Funzione latente: conseguenze non previste, né esplicitate di un’azione organizzativa, di un processo o di
una norma.
ES: nelle burocrazie la rigidità e la complessità normativa crescenti sono funzioni latenti; la funzione
manifesta, invece, è costituita dall’intenzione di fornire agli individui un trattamento equo e imparziale.
L’inserimento in una struttura burocratica altera lo stile di comportamento dei membri indirizzandoli e
omologandoli affinché seguano alla lettera ordini e regolamenti. Ciò è causato dall’addestramento che
porta conseguenze negative:
Incapacità appresa ad adattarsi, riduzione della ricerca di nuove soluzioni
• Ritualismo burocratico (le norme diventano più simboliche che utili, i regolamenti non vengono
• interpretati)
Riferimento costante alle norme.
• Prevalenza della necessità di rendere difendibile la propria azione rispetto ad altre priorità
• Depersonalizzazione delle relazioni: tra istituzione e utente diventano dominati le relazioni
• secondarie.
Queste caratteristiche negative emergono nel rapporto con l’utente di un servizio; non vengono date
risposte adeguate alla peculiarità della richiesta perché sono dominati le relazioni secondarie. Il
comportamento stereotipato del burocrate è inadatto a rispondere alle esigenze individuali.
Anche il rapporto con i capi presenta però dei problemi. La carriera nelle organizzazioni burocratiche è per
anzianità. Questo da un lato riduce la competizione ed aumenta lo spirito di gruppo, dall’altro può ridurre
la quantità e la qualità delle informazioni che giungono ai capi per due motivi: lo spirito di gruppo aumenta
l’informalità nelle relazioni e quindi diminuisce le attenzioni verso le esigenze capo e la motivazione a
informarlo tempestivamente su tutto anche solo per far bella figura.

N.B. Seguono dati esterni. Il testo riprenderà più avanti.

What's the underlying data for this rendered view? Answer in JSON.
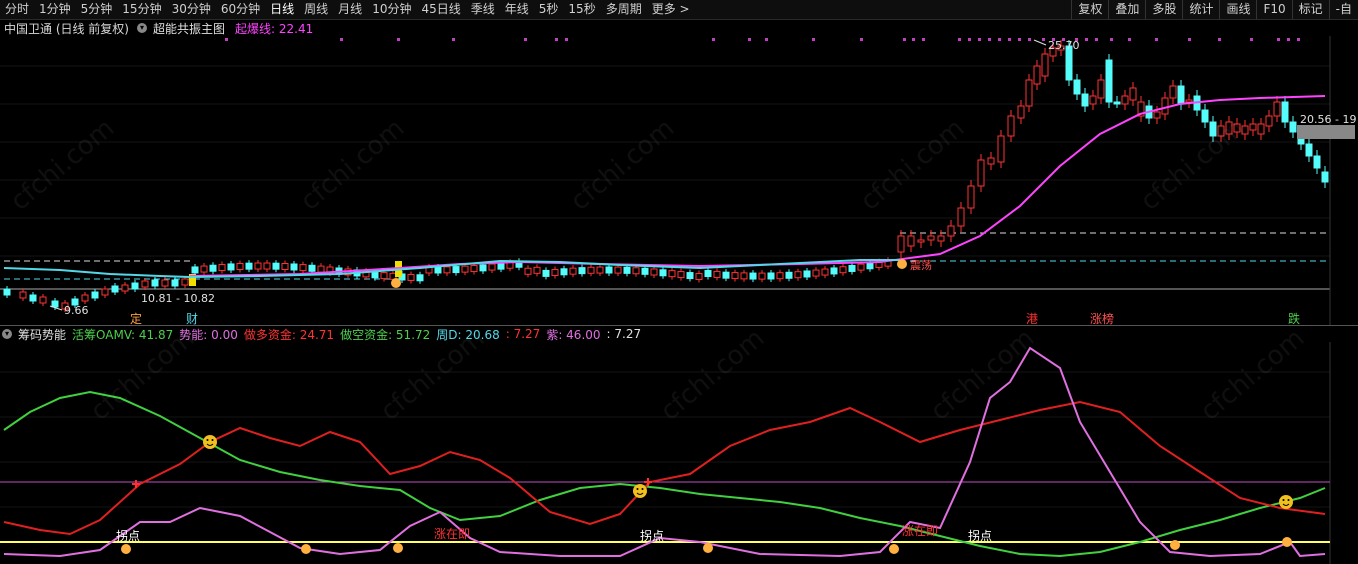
{
  "toolbar": {
    "periods": [
      "分时",
      "1分钟",
      "5分钟",
      "15分钟",
      "30分钟",
      "60分钟",
      "日线",
      "周线",
      "月线",
      "10分钟",
      "45日线",
      "季线",
      "年线",
      "5秒",
      "15秒",
      "多周期",
      "更多 >"
    ],
    "active": "日线",
    "right_items": [
      "复权",
      "叠加",
      "多股",
      "统计",
      "画线",
      "F10",
      "标记",
      "-自"
    ]
  },
  "main_panel": {
    "stock_name": "中国卫通 (日线 前复权)",
    "indicator_name": "超能共振主图",
    "indicator_value_label": "起爆线: 22.41",
    "labels": {
      "high": "25.70",
      "low": "9.66",
      "range": "10.81 - 10.82",
      "price_tag": "20.56 - 19",
      "ding": "定",
      "cai": "财",
      "gang": "港",
      "zhangbang": "涨榜",
      "die": "跌",
      "zhendang": "震荡"
    },
    "colors": {
      "up": "#ff3232",
      "down": "#54fcfc",
      "ma": "#ff44ff",
      "cyan_line": "#54d8e8"
    }
  },
  "sub_panel": {
    "indicator_name": "筹码势能",
    "values": {
      "active_chip": "活筹OAMV: 41.87",
      "momentum": "势能: 0.00",
      "long_fund": "做多资金: 24.71",
      "short_fund": "做空资金: 51.72",
      "week_d": "周D: 20.68",
      "v1": ": 7.27",
      "purple": "紫: 46.00",
      "v2": ": 7.27"
    },
    "labels": {
      "guaidian": "拐点",
      "zhangzaiji": "涨在即"
    }
  },
  "watermark": "cfchi.com"
}
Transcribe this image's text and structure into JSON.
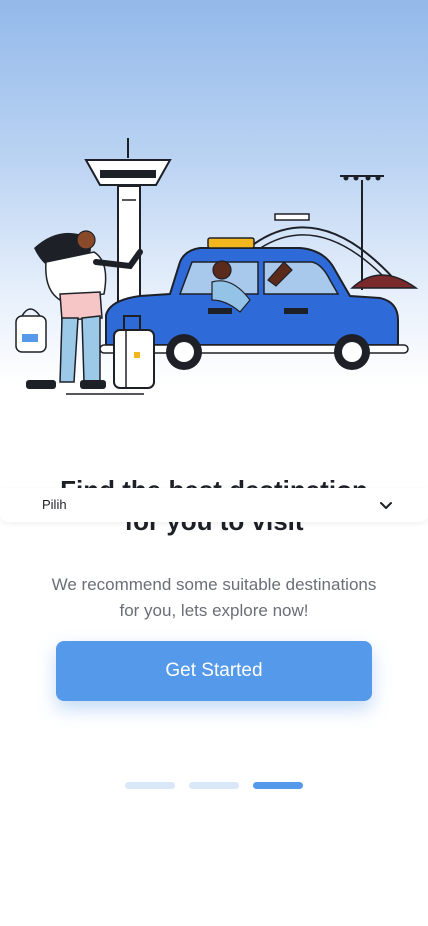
{
  "colors": {
    "accent": "#5599ea",
    "dot_inactive": "#d9e7f8",
    "dot_active": "#5599ea",
    "title": "#1e2027",
    "subtitle": "#6b6e76"
  },
  "illustration": {
    "icon": "traveler-taxi-airport-illustration"
  },
  "onboarding": {
    "title_line1": "Find the best destination",
    "title_line2": "for you to visit",
    "subtitle": "We recommend some suitable destinations for you, lets explore now!",
    "cta_label": "Get Started"
  },
  "dropdown": {
    "selected_value": "Pilih",
    "icon": "chevron-down-icon"
  },
  "pagination": {
    "total": 3,
    "active_index": 2
  }
}
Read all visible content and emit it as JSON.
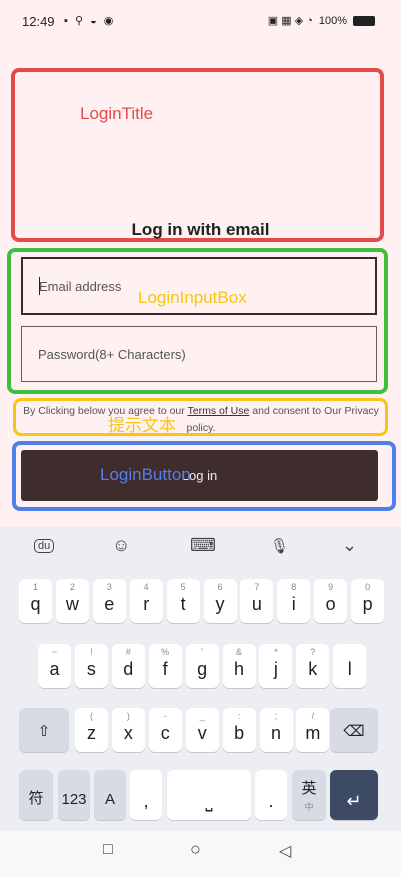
{
  "status": {
    "time": "12:49",
    "left_icons": "▪ ⚲ ◒ ◉",
    "right_icons": "▣ ▦ ◈ ◔",
    "battery": "100%"
  },
  "annotations": {
    "title_label": "LoginTitle",
    "input_label": "LoginInputBox",
    "hint_label": "提示文本",
    "button_label": "LoginButton"
  },
  "heading": "Log in with email",
  "email": {
    "placeholder": "Email address"
  },
  "password": {
    "placeholder": "Password(8+ Characters)"
  },
  "hint": {
    "pre": "By Clicking below you agree to our ",
    "terms": "Terms of Use",
    "mid": " and consent to Our Privacy policy."
  },
  "login_button": "Log in",
  "keyboard": {
    "toolbar": [
      "du",
      "☺",
      "⌨",
      "🎙",
      "⌄"
    ],
    "row1": [
      [
        "1",
        "q"
      ],
      [
        "2",
        "w"
      ],
      [
        "3",
        "e"
      ],
      [
        "4",
        "r"
      ],
      [
        "5",
        "t"
      ],
      [
        "6",
        "y"
      ],
      [
        "7",
        "u"
      ],
      [
        "8",
        "i"
      ],
      [
        "9",
        "o"
      ],
      [
        "0",
        "p"
      ]
    ],
    "row2": [
      [
        "~",
        "a"
      ],
      [
        "!",
        "s"
      ],
      [
        "#",
        "d"
      ],
      [
        "%",
        "f"
      ],
      [
        "'",
        "g"
      ],
      [
        "&",
        "h"
      ],
      [
        "*",
        "j"
      ],
      [
        "?",
        "k"
      ],
      [
        "",
        "l"
      ]
    ],
    "row3": [
      [
        "(",
        "z"
      ],
      [
        ")",
        "x"
      ],
      [
        "-",
        "c"
      ],
      [
        "_",
        "v"
      ],
      [
        ":",
        "b"
      ],
      [
        ";",
        "n"
      ],
      [
        "/",
        "m"
      ]
    ],
    "shift": "⇧",
    "backspace": "⌫",
    "symbols": "符",
    "numbers": "123",
    "letters": "A",
    "comma": ",",
    "space": "⎵",
    "period": ".",
    "lang": "英",
    "lang_sub": "中",
    "enter": "↵"
  },
  "nav": {
    "recent": "□",
    "home": "○",
    "back": "◁"
  }
}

Weber ritiene la burocrazia come l’apparato ideale, in quanto opera con razionalità orientata allo scopo,
Merton mette in luce le funzioni latenti che, dall’interno della burocrazia, generano irrazionalità anche
rispetto allo scopo.
A. GOULDNER
Propone un modello di analisi del fenomeno burocratico che ne indica le componenti meccanicistiche,
fondato su un feedback di efficienza o inefficienza. Esso si fonda sull’analisi dell’impersonalità delle regole
tipiche della burocrazia e sugli effetti conseguenti.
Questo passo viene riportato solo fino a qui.